The protests drew thousands of Native Americans, inspired Indigenous youth and other supporters (including Robert F. Kennedy Jr.) and set off a revival of Indigenous empowerment in the United States that has carried through the COVID-19 pandemic—when many reservations closed access to outsiders as a protective measure—and on to today. We’re now in the midst of increased visibility for Indigenous art, films, culture, television shows, reclamation, as well as a push for emerging political leadership and co-management of lands and waters within the Native American community. This included, under the Biden Administration, the first Indigenous Secretary of Interior, Deb Haaland, and the first Alaska Native elected to Congress, Mary Peltola.

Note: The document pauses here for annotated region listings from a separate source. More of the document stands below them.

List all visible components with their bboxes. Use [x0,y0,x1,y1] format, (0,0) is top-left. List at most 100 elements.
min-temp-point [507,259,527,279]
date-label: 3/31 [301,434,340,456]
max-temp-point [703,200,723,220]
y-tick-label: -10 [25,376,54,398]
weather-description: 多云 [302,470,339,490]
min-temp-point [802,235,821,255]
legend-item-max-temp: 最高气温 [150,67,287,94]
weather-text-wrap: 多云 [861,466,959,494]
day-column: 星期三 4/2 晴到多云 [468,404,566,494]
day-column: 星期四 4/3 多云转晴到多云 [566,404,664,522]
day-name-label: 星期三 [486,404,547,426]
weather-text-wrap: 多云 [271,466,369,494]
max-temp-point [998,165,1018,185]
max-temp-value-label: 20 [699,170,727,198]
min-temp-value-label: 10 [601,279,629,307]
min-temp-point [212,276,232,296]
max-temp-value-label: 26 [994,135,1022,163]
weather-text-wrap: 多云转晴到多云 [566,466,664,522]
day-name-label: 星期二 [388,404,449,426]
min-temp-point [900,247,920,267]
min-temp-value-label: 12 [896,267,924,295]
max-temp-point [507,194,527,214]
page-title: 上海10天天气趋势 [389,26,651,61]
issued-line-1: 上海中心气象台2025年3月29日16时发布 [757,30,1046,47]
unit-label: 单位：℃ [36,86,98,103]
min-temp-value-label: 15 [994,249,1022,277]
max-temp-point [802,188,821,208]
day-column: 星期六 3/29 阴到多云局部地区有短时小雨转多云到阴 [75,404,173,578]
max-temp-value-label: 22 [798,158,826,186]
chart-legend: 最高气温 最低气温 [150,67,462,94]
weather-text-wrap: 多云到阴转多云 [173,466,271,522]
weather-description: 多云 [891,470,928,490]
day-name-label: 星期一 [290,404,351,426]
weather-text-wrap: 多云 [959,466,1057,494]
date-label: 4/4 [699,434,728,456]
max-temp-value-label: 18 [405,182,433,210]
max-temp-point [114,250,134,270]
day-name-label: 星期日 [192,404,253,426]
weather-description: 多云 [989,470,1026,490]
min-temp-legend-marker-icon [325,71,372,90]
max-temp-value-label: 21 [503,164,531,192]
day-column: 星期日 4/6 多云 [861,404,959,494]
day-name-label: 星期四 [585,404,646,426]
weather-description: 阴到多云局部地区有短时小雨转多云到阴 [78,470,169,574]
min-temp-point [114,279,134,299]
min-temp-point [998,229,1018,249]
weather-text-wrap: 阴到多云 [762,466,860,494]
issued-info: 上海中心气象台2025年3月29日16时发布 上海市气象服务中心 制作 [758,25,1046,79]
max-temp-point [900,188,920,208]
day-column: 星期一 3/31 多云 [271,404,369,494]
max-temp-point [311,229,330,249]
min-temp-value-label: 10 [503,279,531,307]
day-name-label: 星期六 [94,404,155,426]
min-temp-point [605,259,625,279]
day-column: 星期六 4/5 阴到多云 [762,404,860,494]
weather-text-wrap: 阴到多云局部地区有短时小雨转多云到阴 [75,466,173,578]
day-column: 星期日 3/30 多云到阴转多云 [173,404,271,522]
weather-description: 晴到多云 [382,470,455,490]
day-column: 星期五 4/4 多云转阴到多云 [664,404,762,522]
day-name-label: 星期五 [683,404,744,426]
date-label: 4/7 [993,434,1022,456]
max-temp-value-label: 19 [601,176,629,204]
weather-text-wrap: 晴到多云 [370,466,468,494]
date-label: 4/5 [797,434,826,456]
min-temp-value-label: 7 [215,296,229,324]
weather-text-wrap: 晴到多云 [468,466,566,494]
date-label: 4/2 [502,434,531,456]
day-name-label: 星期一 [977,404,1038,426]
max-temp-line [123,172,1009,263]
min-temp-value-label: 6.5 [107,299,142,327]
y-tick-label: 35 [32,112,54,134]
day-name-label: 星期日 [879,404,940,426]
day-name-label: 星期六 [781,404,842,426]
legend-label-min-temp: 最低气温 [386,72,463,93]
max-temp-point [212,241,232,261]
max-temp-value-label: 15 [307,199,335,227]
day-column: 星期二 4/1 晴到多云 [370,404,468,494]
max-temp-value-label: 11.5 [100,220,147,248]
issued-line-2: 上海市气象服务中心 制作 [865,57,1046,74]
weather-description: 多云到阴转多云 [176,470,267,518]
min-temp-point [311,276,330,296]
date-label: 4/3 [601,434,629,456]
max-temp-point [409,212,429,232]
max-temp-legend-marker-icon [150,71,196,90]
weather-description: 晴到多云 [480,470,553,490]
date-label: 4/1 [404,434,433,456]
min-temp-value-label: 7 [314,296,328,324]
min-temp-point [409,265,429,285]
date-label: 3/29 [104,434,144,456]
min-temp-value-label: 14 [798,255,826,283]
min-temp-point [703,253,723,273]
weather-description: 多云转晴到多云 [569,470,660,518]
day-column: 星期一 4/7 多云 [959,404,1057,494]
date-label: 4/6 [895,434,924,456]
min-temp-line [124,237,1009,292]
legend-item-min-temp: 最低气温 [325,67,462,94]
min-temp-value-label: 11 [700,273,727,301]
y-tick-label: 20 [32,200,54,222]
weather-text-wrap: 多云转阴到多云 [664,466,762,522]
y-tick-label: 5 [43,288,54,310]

But in spite of this groundswell of Indigenous activism, a North Dakota jury decided on March 19 that the environmental and climate action group Greenpeace should pay more than $660 million for damages and defamation to Energy Transfer LP, a Texas-based pipeline company that completed the Dakota Access Pipeline pipeline in 2017. Energy Transfer, whose CEO was a major supporter of President Donald Trump’s 2024 campaign, claims that Greenpeace agitated against the completion of the crude oil pipeline by paying and training protestors, as well as providing them supplies to form a blockade.
It’s hard to believe that, in the midst of the global climate emergency and decades-long disinformation campaign surrounding it, anyone can actually defame the fossil fuel industry. It would be like Vladimir Putin suing Alexei Navalny’s family for defaming him by saying Navalny was murdered in prison.
Greenpeace, of course, does not have hundreds of millions in spare cash to pay out. But the aim of this successful legal action, known as a Strategic Lawsuit Against Public Participation (SLAPP) suit, has less to do with enriching the nation’s largest pipeline company, which generated more than $82 billion in revenue last year, than with suppressing voices of dissent.